B. İstinaf Sebepleri
Davalı erkek vekili, hükmün usul ve kanuna aykırı bulunduğunu ileri sürerek kusur belirlemesi, kadının asıl ve birleşen davasının kabulü, tedbir nafakası, yoksulluk nafakası, velâyet ve maddî-manevî tazminat yönlerinden kararın kaldırılmasına karar verilmesini talep etmiştir.
C. Gerekçe ve Sonuç
Bölge Adliye Mahkemesinin yukarıda tarih ve sayısı belirtilen kararı ile kararın dayandığı delillerle kanuni gerektirici sebeplere ve özellikle delillerin takdirinde bir isabetsizlik görülmemesine göre usul ve kanuna uygun olması gerekçesi ile 6100 sayılı Hukuk Muhakemeleri Kanunu’nun ( 6100 sayılı Kanun) 353 üncü maddesinin birinci fıkrasının (b) bendinin (1) inci alt bendi gereğince davalı erkek vekilinin istinaf başvurusunun esastan reddine karar verilmiştir.
V. TEMYİZ
A. Temyiz Yoluna Başvuranlar
Bölge Adliye Mahkemesinin yukarıda belirtilen kararına karşı süresi içinde davalı erkek vekili temyiz isteminde bulunmuştur.
B. Temyiz Sebepleri
Davalı erkek vekili, kararın usul ve kanuna aykırı bulunduğunu ileri sürerek kadının asıl ve birleşen davasının kabulü, kusur belirlemesi, tedbir nafakası, yoksulluk nafakası, velâyet ve maddî-manevî tazminat yönünden kararın bozulmasına karar verilmesini talep etmiştir.
C. Gerekçe
1. Uyuşmazlık ve Hukuki Nitelendirme
Uyuşmazlık, kadın tarafından açılan boşanma davalarında taraflar arasında ortak hayatı temelinden sarsacak derecede ve birliğin devamında imkan vermeyecek nitelikte bir geçimsizlik bulunup bulunmadığı, geçimsizlik var ise kusurun kimden kaynaklandığı, kadının asıl ve birleşen davasının kabulü, kadın yararına hükmedilen tazminatlar ve nafakalar ile miktarları ve velâyet düzenlemesi noktasında toplanmaktadır.
2. İlgili Hukuk
4721 sayılı Kanun'un 4 üncü, 6 ncı, 166 ncı maddesinin birinci ve ikinci fıkrası, 169 uncu, 174 üncü, 175 inci, 176 ncı, 182 nci, 327 nci, 328 inci, 330 uncu, 335inci vd. maddeleri, 6100 sayılı Kanun'un 190 ıncı, 194 üncü, 369 uncu maddesinin birinci fıkrası, 370 inci ve 371 inci maddeleri, 6098 sayılı Türk Borçlar Kanunu'nun 50, 51 inci maddeleri.
3. Değerlendirme
1.Bölge adliye mahkemelerinin nihai kararlarının bozulması 6100 sayılı Kanun'un 371 inci maddesinde yer alan sebeplerden birinin varlığı hâlinde mümkündür.

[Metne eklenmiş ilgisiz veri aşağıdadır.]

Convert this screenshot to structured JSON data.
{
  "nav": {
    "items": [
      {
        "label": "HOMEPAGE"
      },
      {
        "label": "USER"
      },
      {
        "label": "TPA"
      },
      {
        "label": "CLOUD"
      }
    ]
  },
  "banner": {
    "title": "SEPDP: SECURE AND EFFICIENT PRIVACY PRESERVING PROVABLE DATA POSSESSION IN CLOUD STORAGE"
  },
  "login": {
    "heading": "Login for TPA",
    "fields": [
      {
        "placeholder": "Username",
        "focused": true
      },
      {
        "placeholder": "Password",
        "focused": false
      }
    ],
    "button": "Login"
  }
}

2.Temyizen ..., tarafların karşılıklı iddia ve savunmalarına, dayandıkları belgelere, uyuşmazlığa uygulanması gereken hukuk kuralları ile hukuki ilişkinin nitelendirilmesine, dava şartlarına, yargılama ve ispat kuralları ile kararda belirtilen gerekçelere göre usul ve kanuna uygun olup davalı erkek vekilince temyiz dilekçesinde ileri sürülen nedenler kararın bozulmasını gerektirecek nitelikte görülmemiştir.
VI. KARAR
Açıklanan sebeplerle;
Temyiz olunan Bölge Adliye Mahkemesi kararının 6100 sayılı Kanun'un 370 inci maddesinin birinci fıkrası uyarınca ONANMASINA,
Aşağıda yazılı temyiz giderinin temyiz edene yükletilmesine,
Dosyanın İlk Derece Mahkemesine, kararın bir örneğinin Bölge Adliye Mahkemesine gönderilmesine,
19.12.2023 tarihinde oy birliğiyle karar verildi.
...
...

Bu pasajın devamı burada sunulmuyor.